Rapid cell death in Xanthomonas campestris pv. glycines.

Abstract

Xanthomonas campestris pv. glycines strain AM2 (XcgAM2), the etiological agent of bacterial pustule disease of soybean, exhibited post-exponential rapid cell death (RCD) in LB medium. X. campestris pv. malvacearum NCIM 2310 and X. campestris NCIM 2961 also displayed RCD, though less pronouncedly than XcgAM2. RCD was not observed in Pseudomonas syringae pv. glycines, or Escherichia coli DH5alpha. Incubation of the post-exponential LB-grown XcgAM2 cultures at 4 degrees C arrested the RCD. RCD was also inhibited by the addition of starch during the exponential phase of LB-growing XcgAM2. Protease negative mutants of XcgAM2 were found to be devoid of RCD behavior observed in the wild type XcgAM2. While undergoing RCD, the organism was found to transform to spherical membrane bodies.
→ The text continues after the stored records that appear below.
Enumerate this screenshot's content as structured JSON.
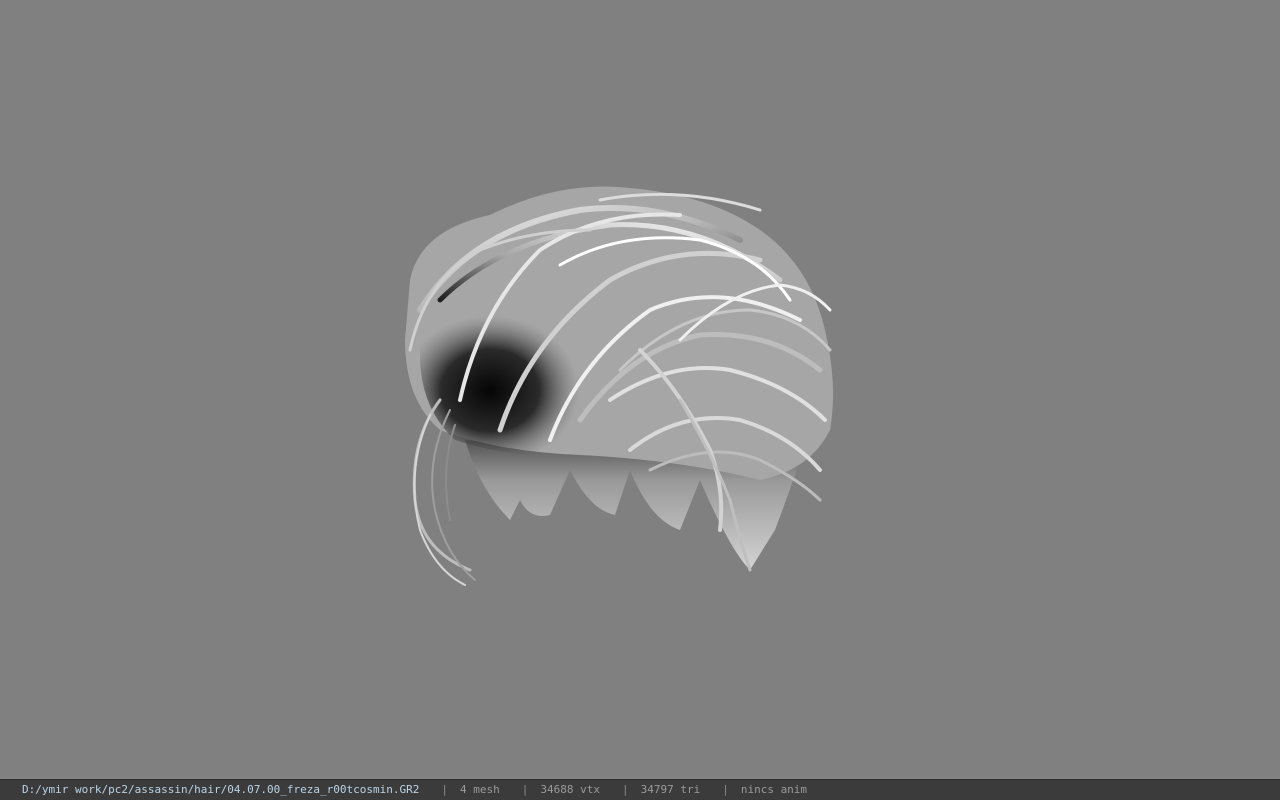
{
  "viewer": {
    "background_color": "#808080",
    "model_name_icon": "hair-mesh-render"
  },
  "statusbar": {
    "file_path": "D:/ymir work/pc2/assassin/hair/04.07.00_freza_r00tcosmin.GR2",
    "separator": "|",
    "mesh_count": "4 mesh",
    "vertex_count": "34688 vtx",
    "triangle_count": "34797 tri",
    "anim_info": "nincs anim"
  }
}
The presence of membrane bodies was confirmed by using a membrane specific fluorescent label, 1,6-diphenyl 1,3,5-hexatriene (DPH), and also by visualizing these structures under microscope. The membrane bodies of XcgAM2 were found to contain DNA, which was devoid of the indigenous plasmids of the organism. The membrane bodies were found to bind annexin V indicative of the externalization of membrane phosphatidyl serine. Nicking of DNA in XcgAM2 cultures undergoing RCD in LB medium was also detected using a TUNEL assay. The RCD in XcgAM2 appeared to have features similar to the programmed cell death in eukaryotes.